8. The method of claim 7, wherein the constraints include at least one discrete constraint over an action sequence to specify the partial plan.

9. The method of claim 1, wherein the language model is grounded with a set of reachable actions and a set of reachable literals representing reachable states.

10. The method of claim 9, wherein the set of reachable actions and the set of reachable literals are both grounded from a given initial state.

11. The method of claim 10, wherein the language model:

determines as a first one of the constraints a subset of the reachable literals that conjunctively must hold to satisfy the robotic goal described by the natural language prompt, and

determines as a second one of the constraints a partial plan comprised of a subset of the reachable actions that achieve the robotic goal described by the natural language prompt.

12. The method of claim 11, wherein the TAMP system is constrained to generating a motion plan that includes the partial plan as a subsequence.

13. The method of claim 1, further comprising, at the device:

outputting the motion plan to a robotic system.

14. The method of claim 13, wherein outputting the motion plan to the robotic system causes the robotic system to move in accordance with the motion plan to achieve the robotic goal.

15. The method of claim 13, wherein the robotic system is a real-world robotic system.

16. The method of claim 15, wherein the real-world robotic system is a robotic arm.

17. The method of claim 15, wherein the real-world robotic system is an autonomous driving vehicle.

18. The method of claim 13, wherein the robotic system is a virtual robotic system.

19. The method of claim 18, wherein the robotic system is a character or other movable object in a video game.

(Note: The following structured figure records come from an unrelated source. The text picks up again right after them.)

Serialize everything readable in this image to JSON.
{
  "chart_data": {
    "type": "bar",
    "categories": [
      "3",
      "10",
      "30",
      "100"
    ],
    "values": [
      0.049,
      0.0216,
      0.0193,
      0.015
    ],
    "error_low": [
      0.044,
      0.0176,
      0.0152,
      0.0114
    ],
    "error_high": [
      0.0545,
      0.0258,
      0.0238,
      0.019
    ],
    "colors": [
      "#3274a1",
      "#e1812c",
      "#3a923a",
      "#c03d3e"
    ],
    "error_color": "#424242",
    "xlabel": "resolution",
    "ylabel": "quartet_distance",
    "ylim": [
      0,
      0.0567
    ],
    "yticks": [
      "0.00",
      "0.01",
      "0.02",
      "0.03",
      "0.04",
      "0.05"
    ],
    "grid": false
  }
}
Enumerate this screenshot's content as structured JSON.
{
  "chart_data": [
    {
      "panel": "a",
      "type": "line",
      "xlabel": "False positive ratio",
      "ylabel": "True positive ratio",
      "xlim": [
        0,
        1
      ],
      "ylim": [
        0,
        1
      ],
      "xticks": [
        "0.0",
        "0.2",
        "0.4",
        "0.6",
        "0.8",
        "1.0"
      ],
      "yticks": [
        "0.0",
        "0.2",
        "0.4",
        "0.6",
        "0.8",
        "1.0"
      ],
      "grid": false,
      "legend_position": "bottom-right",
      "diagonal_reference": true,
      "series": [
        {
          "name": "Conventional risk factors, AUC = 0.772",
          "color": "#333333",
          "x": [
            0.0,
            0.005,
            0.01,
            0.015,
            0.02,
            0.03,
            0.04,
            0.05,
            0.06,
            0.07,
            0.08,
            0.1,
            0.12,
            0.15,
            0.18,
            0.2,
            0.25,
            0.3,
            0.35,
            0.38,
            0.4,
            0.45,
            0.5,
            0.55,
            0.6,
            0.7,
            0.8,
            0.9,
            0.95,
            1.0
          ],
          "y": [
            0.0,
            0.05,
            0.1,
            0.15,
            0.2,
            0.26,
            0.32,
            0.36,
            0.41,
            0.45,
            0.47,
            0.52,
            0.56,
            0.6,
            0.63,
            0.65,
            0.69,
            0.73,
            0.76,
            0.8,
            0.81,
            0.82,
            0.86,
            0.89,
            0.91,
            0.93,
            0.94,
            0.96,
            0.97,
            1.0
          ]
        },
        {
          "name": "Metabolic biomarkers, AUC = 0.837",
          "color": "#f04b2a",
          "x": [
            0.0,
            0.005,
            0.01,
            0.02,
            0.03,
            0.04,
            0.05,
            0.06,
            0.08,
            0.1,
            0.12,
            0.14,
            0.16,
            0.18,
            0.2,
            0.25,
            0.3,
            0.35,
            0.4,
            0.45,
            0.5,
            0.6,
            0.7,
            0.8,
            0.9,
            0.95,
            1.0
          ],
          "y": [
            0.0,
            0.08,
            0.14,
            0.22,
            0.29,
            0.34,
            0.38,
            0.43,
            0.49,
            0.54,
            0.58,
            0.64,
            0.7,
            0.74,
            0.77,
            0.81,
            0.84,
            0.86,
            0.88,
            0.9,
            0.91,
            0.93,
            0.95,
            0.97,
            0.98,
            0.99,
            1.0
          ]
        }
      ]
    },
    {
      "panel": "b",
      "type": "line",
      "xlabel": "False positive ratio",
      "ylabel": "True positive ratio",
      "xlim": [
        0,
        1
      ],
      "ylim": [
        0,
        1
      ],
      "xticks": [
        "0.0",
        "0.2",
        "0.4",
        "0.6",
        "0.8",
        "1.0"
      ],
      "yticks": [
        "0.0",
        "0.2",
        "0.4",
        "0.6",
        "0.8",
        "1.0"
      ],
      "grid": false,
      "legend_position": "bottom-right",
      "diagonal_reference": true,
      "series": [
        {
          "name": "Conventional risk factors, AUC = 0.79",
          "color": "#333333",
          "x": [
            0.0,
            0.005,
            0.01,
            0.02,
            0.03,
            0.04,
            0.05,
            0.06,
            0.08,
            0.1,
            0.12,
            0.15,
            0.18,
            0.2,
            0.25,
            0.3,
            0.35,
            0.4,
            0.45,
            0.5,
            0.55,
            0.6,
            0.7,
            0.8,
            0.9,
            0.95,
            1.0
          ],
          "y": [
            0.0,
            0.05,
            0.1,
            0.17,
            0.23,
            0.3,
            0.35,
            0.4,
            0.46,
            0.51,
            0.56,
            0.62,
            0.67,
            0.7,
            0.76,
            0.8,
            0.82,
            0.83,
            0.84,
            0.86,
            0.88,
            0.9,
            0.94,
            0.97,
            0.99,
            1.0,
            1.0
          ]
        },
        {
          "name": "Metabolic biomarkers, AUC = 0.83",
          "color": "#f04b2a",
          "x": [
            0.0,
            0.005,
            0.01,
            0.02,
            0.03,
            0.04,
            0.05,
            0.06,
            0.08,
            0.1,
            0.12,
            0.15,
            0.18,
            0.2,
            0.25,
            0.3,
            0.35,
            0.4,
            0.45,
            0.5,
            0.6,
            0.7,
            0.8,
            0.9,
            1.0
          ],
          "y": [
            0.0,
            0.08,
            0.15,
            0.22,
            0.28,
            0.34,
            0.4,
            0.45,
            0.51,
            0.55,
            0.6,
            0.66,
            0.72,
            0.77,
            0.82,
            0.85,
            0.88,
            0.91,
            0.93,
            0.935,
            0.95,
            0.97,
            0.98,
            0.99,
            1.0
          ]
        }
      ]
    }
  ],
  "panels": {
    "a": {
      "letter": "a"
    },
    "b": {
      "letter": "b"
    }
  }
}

20. The method of claim 1, further comprising, at the device:

iteratively reprompting the language model to refine the constraints.

21. The method of claim 20, wherein the language model is reprompted based on a function that tests over a set of sampled continuous variables of a domain of the constraints' parameters.

22. The method of claim 21, wherein the function is generated by the language model or by another language model.

23. A system, comprising:

a non-transitory memory storage comprising instructions; and

one or more processors in communication with the memory, wherein the one or more processors execute the instructions to:

process a natural language prompt describing a robotic goal, using a language model, to generate constraints for a task and motion planning (TAMP) system; and

generate a motion plan, by the TAMP system, that respects the constraints and achieves the robotic goal.

24. The system of claim 23, wherein the language model is one of a large language model (LLM) or a vision-language model (VLM), and wherein the constraints are generated in a vocabulary of the TAMP system.

25. The system of claim 23, wherein the constraints define goal conditions and a partial plan.

26. The system of claim 23, wherein the one or more processors further execute the instructions to:

output the motion plan to a robotic system to cause the robotic system to move in accordance with the motion plan to achieve the robotic goal.

27. A non-transitory computer-readable media storing computer instructions which when executed by one or more processors of a device cause the device to:

process a natural language prompt describing a robotic goal, using a language model, to generate constraints for a task and motion planning (TAMP) system; and

generate a motion plan, by the TAMP system, that respects the constraints and achieves the robotic goal.

28. The non-transitory computer-readable media of claim 27, wherein the language model is one of a large language model (LLM) or a vision-language model (VLM), and wherein the constraints are generated in a vocabulary of the TAMP system.

29. The non-transitory computer-readable media of claim 27, wherein the constraints define goal conditions and a partial plan.

30. The non-transitory computer-readable media of claim 27, wherein the device is further caused to:

output the motion plan to a robotic system to cause the robotic system to move in accordance with the motion plan to achieve the robotic goal.